Hi, y’all! This foreign correspondent isn’t feeling all that foreign anymore…
It has been almost 11 months since I first stepped out of the Houston airport and into the sticky, oppressive summer heat, since I slept on an air mattress on the floor of our completely empty house while waiting for the movers to arrive, since I pulled into my assigned parking space in The John Cooper School parking lot for the first time, a terrified new kid driving a decidedly uncool 14-year-old minivan.
And now it’s graduation and I’ve just watched the seniors walk across the Cooper stage.
Sitting up high in the bleachers with my classmates, I couldn’t keep my thoughts from Sacramento, couldn’t help but compare the proceedings before me to those I’ve seen grace the Edwards Plaza year after year.
Not surprisingly, the John Cooper graduation was nothing like Country Day’s—Mr. Wells didn’t play his guitar; there was no Dr. Baird Cookie Monster; Fels didn’t wield her blistering sarcasm. There’s no replacing a Country Day skit. What senior doesn’t want their every high school gaffe immortalized in song, dance and laughter at their graduation?
And yet, as I listened to the valedictorian and commencement speaker and watched the steady stream of green gowns and tasseled caps process out of the gym for the last time, it felt right. I was proud, proud of these seniors—my seniors—whom I love and know will go far, and of the school that has given them that chance.
I know that in about a week my other seniors will ascend the risers one final time some 1500 miles from me. I’ll be absent that cool California evening; I’ll miss the last vestiges of heat from the setting summer sun, the welcome relief of the Delta breeze, the laughter, love and tears that will be shared. But I will be there in spirit—or some part of me will…the part that knows how important Country Day was in getting me here.
However, I am eternally grateful for this move, as it has forced me out of the comfortable little boxes that seem to fill our lives when we’re not looking; they compartmentalize our worlds, neatly packaging them into safe, manageable pieces that can slip by unexamined, unevaluated. Moving here was like ripping open all of those boxes at once and dumping their contents in a jumbled heap.
I’ve spent most of these past months sorting through it all, reevaluating myself.

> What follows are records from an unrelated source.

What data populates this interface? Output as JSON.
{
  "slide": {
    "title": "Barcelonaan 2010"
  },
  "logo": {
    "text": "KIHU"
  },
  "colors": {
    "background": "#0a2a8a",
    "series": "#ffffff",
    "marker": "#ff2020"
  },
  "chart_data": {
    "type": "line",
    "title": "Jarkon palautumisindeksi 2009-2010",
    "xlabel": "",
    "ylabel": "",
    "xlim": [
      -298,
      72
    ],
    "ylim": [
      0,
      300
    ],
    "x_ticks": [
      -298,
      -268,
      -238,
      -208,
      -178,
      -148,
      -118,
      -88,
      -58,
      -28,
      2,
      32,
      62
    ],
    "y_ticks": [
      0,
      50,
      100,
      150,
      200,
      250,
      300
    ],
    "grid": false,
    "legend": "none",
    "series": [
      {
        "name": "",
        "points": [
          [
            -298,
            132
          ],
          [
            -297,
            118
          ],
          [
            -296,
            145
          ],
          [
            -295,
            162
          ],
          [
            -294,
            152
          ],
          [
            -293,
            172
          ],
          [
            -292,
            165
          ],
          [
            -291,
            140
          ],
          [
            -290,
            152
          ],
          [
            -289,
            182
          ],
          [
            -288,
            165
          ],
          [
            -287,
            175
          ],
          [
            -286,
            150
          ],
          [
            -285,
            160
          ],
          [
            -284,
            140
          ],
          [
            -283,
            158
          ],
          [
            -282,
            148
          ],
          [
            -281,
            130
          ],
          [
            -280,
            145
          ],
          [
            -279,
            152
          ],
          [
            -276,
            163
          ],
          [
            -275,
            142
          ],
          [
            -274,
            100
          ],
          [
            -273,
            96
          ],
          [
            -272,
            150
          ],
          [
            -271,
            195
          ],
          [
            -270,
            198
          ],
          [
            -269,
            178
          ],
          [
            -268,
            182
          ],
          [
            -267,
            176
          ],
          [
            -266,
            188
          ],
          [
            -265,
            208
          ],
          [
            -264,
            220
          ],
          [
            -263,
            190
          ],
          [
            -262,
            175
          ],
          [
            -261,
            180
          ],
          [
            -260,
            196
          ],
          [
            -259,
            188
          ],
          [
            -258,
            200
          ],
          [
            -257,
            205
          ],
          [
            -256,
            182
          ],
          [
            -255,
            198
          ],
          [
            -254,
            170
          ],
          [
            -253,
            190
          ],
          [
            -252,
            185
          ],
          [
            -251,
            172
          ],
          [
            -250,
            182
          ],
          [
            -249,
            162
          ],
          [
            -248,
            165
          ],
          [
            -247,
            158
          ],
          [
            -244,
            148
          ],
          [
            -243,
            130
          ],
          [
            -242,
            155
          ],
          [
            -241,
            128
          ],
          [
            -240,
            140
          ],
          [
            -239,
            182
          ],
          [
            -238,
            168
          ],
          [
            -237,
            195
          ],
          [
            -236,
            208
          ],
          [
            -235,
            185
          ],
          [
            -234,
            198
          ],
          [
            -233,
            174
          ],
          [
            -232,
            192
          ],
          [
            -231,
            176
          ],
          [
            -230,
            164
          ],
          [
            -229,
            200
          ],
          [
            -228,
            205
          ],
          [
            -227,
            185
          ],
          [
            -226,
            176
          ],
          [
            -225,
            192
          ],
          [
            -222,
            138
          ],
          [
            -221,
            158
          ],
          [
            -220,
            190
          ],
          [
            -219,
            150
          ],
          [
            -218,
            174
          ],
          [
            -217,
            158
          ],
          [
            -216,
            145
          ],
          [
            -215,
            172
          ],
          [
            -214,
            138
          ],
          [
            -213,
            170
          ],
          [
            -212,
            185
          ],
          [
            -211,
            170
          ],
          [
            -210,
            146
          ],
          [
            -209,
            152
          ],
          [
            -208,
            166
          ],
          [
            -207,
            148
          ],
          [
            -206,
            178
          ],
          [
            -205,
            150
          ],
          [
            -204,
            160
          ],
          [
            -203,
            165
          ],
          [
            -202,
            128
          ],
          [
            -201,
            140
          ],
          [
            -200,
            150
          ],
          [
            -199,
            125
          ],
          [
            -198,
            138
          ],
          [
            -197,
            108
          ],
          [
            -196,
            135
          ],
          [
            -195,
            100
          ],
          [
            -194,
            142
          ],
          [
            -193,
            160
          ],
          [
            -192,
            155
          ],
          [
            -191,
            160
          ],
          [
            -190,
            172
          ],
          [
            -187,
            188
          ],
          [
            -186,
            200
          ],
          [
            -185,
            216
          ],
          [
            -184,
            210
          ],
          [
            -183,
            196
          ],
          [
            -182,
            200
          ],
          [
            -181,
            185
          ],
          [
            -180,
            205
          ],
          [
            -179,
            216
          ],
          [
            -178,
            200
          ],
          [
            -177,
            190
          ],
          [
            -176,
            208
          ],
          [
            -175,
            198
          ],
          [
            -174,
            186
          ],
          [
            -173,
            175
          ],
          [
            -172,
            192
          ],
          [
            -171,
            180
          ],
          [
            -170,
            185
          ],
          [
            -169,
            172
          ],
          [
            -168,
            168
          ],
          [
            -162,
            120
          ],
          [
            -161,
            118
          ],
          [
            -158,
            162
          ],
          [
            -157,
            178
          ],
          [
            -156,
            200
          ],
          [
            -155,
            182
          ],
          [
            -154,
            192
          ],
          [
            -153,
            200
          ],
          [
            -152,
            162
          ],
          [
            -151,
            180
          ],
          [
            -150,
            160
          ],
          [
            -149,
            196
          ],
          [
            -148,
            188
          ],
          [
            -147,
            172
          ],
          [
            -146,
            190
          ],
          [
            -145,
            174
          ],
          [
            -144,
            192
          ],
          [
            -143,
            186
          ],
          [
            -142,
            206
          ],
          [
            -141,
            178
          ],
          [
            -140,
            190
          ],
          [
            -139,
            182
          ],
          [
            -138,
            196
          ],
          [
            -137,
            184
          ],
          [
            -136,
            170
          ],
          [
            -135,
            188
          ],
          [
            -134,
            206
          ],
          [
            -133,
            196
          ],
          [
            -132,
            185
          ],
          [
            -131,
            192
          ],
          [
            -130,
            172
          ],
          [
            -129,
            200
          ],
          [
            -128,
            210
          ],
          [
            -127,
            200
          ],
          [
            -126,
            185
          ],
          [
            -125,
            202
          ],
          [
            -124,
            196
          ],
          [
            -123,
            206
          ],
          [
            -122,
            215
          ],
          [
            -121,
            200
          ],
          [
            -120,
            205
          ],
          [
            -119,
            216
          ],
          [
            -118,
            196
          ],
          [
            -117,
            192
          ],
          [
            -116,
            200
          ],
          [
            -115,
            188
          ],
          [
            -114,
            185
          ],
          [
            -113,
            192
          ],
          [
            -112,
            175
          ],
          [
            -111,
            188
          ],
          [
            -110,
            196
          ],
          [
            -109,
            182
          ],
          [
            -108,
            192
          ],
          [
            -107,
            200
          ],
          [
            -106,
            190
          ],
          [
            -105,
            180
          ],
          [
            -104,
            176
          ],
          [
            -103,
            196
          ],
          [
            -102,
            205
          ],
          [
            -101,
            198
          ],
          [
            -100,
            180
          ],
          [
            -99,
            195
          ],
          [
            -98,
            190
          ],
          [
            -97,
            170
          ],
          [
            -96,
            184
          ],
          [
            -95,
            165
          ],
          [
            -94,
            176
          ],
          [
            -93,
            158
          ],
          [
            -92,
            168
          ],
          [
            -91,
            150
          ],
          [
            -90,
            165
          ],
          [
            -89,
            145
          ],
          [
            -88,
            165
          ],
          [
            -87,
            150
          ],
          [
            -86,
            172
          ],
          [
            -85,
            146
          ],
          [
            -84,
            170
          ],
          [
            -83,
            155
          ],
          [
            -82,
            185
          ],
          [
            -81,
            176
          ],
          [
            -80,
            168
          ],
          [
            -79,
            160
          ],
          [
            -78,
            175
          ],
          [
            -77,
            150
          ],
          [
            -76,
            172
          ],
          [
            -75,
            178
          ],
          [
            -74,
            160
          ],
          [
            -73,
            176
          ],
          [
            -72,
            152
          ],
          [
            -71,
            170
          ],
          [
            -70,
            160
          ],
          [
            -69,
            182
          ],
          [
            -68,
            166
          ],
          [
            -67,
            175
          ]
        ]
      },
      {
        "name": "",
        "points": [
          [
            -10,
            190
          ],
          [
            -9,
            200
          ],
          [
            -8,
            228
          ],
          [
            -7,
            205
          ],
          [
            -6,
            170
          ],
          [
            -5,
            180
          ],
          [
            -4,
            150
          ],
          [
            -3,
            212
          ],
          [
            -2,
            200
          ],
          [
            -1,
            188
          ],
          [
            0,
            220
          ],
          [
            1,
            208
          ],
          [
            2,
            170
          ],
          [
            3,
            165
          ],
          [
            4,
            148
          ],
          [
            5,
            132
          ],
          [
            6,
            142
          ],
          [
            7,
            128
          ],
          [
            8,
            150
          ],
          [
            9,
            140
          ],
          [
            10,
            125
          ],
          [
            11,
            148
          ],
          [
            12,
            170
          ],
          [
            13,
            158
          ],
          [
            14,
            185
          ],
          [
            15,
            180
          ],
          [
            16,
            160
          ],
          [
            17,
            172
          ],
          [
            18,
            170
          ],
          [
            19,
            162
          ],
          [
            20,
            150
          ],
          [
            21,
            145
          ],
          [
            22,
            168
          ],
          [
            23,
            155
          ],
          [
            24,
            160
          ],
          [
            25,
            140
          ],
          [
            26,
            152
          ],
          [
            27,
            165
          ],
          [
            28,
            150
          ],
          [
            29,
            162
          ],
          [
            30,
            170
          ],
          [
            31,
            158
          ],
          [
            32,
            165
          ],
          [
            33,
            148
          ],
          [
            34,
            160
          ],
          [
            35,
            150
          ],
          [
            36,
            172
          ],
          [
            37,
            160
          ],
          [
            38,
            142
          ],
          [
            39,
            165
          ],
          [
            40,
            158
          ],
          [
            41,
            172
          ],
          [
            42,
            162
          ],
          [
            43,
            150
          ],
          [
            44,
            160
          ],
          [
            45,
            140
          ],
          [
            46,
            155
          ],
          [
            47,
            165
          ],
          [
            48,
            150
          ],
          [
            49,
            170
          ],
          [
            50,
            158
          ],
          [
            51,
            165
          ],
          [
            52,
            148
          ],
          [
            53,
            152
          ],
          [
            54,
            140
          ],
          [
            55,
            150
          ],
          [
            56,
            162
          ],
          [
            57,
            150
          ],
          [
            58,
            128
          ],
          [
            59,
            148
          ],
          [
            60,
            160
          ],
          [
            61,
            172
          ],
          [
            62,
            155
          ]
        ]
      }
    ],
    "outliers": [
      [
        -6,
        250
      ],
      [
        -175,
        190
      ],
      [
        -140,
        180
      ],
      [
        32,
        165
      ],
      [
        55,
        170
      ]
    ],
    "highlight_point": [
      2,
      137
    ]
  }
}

Honestly, I didn’t like all I found, but in the process I also discovered aspects to my character that I love. In short, I feel I now have a better handle on who I am.
So, where am I?
This move may have stolen two years at Country Day from me, but it has given me two at Cooper. My time in Texas does not negate my many years in California, nor does it erase the way my childhood at Country Day shaped me. I am an amalgamation, the accumulation of the influence of the many students and teachers I’m honored to call friends.
So, am I a Texan?
Superficially, I haven’t taken up horseback riding, joined the NRA or the GOP. My closet also remains both boot and hat free. Don’t get me wrong; I have nothing against the state. I’m simply not at the point where I really understand that special blend of patriotism and state pride imbued in the bones of so many born and bred here.
But for the people I’ve met here—the friends who welcomed me, who found a place in their lives so that my transplanted one could flourish anew—I am glad to call Texas my home.
Ralph Waldo Emerson once said, “Life is a journey, not a destination.” When I picture myself crossing my stage for my diploma, the culmination of 14 years of schooling, I won’t care which school officially issues it. I don’t think a single sheet of paper can ever encompass the many disparate forces that shape a graduate.
That said, I can’t help but wonder what zingers Fels would have thrown my way given the chance to roast Margaret Whitney!